Nach Abschluss des Projekts haben Sie 60 Tage Zeit, Ihren Abschlussbericht über das Beneficiary Module einzureichen. Die Auszahlung der letzten Rate erfolgt erst nach Prüfung und Begutachtung des Berichts.

Hinweis: Momentan ist das Beneficiary Module für Kkoperationspartnerschaften noch nicht verfügbar.

Welche Belege Sie zu dem finanziellen Teil des Berichts einreichen müssen, entnehmen Sie den Vertragsunterlagen oder unserer Zusammenfassung der Belegregeln (diese Übersicht werden wir in Kürze im Dokumentencenter zur Verfügung stellen). Wenn Sie für eine Rechnungsprüfung oder einen Vor-Ort-Besuch während oder nach der Projektlaufzeit ausgewählt werden, informieren wir Sie rechtzeitig. In diesem Fall werden weitere Belege geprüft (siehe Vertragsunterlagen und Belegregeln).

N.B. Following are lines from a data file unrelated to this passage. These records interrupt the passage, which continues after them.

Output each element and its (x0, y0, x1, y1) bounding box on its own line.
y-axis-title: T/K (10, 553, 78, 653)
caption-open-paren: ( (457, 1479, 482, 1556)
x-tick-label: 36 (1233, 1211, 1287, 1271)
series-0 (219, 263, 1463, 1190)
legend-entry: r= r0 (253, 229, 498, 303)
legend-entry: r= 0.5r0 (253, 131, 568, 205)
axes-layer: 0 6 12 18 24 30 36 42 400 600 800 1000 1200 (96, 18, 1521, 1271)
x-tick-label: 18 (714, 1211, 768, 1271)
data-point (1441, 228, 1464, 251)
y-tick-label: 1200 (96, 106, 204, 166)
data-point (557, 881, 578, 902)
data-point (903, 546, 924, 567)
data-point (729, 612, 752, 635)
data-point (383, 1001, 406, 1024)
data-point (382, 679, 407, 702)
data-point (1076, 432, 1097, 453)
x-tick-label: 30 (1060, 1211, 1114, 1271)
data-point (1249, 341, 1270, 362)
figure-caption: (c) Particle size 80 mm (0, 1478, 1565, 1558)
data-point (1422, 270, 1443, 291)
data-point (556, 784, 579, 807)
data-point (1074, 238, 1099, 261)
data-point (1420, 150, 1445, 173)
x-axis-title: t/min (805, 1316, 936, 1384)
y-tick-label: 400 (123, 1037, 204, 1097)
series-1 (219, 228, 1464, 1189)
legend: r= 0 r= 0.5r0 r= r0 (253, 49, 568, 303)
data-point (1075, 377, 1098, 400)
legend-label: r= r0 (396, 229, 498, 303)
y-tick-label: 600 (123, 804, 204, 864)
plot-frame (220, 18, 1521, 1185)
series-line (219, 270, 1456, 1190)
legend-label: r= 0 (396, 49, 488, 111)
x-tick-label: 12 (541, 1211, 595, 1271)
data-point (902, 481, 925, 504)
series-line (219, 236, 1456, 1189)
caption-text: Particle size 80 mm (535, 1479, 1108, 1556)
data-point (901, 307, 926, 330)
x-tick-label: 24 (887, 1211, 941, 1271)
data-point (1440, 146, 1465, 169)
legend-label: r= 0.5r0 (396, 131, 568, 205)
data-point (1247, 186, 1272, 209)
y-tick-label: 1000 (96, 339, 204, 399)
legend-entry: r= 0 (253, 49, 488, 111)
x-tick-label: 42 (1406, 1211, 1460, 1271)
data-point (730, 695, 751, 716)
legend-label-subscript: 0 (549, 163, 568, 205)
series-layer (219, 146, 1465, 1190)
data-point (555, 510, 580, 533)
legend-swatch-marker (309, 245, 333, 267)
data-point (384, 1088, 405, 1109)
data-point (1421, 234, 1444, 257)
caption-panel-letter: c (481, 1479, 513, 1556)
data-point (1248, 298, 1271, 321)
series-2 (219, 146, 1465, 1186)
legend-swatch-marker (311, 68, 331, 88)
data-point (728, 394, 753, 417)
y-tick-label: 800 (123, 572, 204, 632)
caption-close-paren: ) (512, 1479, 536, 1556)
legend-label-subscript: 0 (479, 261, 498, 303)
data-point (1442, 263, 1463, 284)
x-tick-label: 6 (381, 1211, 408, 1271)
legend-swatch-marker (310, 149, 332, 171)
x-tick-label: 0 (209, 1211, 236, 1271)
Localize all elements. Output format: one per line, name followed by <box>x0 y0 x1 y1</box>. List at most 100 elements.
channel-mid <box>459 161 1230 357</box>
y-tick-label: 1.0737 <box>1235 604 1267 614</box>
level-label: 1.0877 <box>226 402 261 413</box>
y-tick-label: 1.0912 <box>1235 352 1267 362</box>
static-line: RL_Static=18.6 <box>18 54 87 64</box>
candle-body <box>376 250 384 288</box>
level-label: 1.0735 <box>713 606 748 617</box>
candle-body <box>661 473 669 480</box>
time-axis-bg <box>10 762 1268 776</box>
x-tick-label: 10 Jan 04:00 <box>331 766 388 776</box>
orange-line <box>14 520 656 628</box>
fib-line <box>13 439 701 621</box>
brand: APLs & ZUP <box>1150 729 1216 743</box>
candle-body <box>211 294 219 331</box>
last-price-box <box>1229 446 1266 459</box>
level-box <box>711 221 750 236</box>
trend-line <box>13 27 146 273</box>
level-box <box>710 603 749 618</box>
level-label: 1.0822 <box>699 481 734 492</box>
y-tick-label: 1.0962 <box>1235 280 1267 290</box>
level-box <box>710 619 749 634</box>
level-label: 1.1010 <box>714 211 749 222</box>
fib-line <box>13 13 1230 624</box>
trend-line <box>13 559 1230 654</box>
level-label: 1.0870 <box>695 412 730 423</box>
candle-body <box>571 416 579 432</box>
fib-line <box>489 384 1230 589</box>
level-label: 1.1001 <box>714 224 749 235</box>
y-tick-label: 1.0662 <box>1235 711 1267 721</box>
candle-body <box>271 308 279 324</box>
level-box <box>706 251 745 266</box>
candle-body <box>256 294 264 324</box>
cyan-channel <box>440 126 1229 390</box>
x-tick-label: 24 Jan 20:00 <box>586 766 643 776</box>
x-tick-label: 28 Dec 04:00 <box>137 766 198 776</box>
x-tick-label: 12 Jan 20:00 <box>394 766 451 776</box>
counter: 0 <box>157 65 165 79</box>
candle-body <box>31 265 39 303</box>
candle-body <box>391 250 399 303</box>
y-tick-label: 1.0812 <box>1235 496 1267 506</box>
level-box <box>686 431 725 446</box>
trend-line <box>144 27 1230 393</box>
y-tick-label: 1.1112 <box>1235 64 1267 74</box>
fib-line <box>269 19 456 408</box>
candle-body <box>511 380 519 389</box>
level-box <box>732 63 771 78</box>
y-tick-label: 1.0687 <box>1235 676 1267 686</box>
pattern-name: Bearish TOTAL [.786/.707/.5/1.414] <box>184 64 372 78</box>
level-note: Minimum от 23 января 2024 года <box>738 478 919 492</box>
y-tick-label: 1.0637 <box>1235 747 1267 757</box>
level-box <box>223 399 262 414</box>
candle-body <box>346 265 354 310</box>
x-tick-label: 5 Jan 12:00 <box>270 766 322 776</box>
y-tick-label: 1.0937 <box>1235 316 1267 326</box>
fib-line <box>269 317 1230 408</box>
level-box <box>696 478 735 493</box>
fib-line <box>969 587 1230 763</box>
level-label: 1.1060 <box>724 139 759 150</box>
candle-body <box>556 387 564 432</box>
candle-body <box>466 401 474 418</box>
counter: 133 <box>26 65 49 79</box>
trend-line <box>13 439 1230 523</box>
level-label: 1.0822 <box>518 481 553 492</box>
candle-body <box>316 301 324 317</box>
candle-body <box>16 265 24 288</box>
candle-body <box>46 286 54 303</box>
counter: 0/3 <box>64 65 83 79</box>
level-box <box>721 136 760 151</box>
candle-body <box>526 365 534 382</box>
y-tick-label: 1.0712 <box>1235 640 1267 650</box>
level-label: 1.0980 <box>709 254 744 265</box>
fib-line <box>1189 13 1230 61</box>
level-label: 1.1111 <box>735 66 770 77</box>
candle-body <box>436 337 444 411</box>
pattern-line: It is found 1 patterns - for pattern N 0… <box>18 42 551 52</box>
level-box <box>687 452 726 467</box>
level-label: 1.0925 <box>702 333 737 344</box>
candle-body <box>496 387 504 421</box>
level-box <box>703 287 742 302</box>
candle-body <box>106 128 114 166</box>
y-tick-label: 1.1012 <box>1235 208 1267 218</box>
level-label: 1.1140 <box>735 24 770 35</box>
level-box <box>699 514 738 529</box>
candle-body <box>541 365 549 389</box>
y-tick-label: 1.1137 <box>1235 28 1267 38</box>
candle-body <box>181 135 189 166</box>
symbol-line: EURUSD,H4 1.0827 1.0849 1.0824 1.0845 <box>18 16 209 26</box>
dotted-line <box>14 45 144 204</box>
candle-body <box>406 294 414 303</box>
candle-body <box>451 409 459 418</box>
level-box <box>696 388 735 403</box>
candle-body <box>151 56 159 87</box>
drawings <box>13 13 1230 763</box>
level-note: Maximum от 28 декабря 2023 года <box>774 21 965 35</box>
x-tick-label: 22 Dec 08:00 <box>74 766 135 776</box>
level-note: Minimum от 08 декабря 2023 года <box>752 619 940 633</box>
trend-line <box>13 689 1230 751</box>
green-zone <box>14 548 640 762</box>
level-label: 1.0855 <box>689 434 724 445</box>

Zusätzlich zu Ihrer inhaltlichen Berichterstattung und Eintragung der Finanzen ins Beneficiary Module müssen Sie die erstellten Projektergebnisse vorlegen. Die Kontaktperson der koordinierenden Einrichtung hat Zugriff auf die Projektergebnisplattform. Dort stellt sie unter "Projects" / "Manage my projects" die wichtigsten Ergebnisse des Projekts anderen Einrichtungen zur Verfügung. Die Nutzung der Projektergebnisplattform ist Pflicht, Sie können aber eine eigene Internetseite verwenden und von der Projektergebnisplattform auf diese Seite verlinken. Mehr Informationen zum Beneficiary Module und zur Projektergebnisplattform finden Sie in unseren FAQ.

In der abschließenden Begutachtung können Sie maximal 100 Punkte erreichen. Ab 85 Punkten erhalten Sie für Ihr Projekt das Erasmus+ Qualitätssiegel.